Tips for Manual Exposure 101

It’s fine to shoot in full auto mode if you are just starting out. As you grow and learn as a photographer, don’t shoot in automatic. If you don’t know what your camera can do, and the amazing ways it can capture the world around it, you won’t be able to learn. Shutter speed is, as I mentioned before, how fast the shutter opens or closes. The shutter speed determines how much light is allowed to enter the camera. However, the faster the shutter speed, then the more light will enter the camera. The shutter speed controls both the duration and the way the camera captures motion – blurred, frozen or normal.

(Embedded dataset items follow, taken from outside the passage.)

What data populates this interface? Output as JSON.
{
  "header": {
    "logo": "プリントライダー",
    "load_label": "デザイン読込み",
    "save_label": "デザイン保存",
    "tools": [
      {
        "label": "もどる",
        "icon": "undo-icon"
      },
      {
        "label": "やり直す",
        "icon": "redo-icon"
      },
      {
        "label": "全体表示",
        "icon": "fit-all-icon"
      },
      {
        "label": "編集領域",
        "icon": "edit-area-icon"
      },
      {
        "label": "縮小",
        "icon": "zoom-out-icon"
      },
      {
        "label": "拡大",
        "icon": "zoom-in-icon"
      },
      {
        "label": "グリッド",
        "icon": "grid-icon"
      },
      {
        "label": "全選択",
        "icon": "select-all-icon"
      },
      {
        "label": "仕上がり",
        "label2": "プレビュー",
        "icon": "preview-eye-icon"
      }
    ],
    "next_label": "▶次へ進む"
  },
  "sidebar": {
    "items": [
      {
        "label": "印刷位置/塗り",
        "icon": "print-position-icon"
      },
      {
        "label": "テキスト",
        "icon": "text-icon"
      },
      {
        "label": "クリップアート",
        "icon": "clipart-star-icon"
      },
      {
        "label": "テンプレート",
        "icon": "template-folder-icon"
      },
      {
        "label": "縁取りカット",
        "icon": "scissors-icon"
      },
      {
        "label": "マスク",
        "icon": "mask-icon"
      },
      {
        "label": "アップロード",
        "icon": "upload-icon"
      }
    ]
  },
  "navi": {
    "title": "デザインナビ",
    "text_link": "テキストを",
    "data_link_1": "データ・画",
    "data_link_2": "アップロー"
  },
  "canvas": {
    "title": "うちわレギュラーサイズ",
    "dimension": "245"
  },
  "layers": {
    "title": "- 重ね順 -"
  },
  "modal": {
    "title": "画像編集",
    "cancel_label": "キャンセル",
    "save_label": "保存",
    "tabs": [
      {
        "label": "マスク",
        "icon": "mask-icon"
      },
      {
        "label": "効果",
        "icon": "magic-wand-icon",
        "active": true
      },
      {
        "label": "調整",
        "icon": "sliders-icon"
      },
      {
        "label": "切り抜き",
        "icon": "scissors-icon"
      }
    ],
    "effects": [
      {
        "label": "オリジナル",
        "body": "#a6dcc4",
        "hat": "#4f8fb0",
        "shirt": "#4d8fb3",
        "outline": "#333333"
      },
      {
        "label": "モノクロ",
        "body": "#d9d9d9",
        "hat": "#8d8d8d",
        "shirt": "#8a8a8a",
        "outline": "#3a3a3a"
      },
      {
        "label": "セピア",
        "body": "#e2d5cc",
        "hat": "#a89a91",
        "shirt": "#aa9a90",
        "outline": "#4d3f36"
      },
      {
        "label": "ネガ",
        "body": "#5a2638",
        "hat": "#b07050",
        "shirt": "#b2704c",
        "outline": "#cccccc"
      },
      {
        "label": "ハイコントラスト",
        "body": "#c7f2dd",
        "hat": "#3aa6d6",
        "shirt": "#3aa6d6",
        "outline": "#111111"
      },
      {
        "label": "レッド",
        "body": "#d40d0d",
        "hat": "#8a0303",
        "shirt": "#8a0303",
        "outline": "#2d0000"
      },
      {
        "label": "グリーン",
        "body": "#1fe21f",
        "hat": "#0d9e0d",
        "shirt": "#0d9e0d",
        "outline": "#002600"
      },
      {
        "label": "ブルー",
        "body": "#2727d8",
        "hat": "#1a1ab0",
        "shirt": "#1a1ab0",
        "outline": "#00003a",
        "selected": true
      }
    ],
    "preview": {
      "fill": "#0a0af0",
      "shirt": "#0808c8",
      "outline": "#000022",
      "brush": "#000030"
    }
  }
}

The ISO level indicates how sensitive the camera is to light within your environment. The ISO value is a measure of how sensitive your camera is to light. The ISO value also determines how much digital noise the image has. Digital noise, which looks like graininess, will increase the ISO. The aperture controls how much light reaches your camera. The f-stops are used to measure aperture. A smaller number (e.g., F/22) indicates a small aperture opening while f/1.4 represents a large aperture opening. The depth-of-field is the extent of the scene that is focused, and the smaller the aperture, the higher the aperture opening. When you shoot in manual mode, you can select where each level should be placed to get the best photo. Manual mode may sound intimidating, but it is not! It takes practice and time to master the manual mode and feel comfortable with it.

Never stop exploring

This advice is equally applicable to a beginner landscape photographer as it does for a professional. Burnout is a real possibility in photography, especially landscape photography. It’s so costly to travel and explore new locations. Never stop exploring doesn’t necessarily mean you should be constantly on the road or in another country. But it does mean that you must have a childlike wonder. It is important to question what you aren’t seeing in your own backyard. It is important to step out of your comfort zone, as this is where you will see the greatest growth. Do not stop striving to be the best version of yourself because you may not have yet succeeded!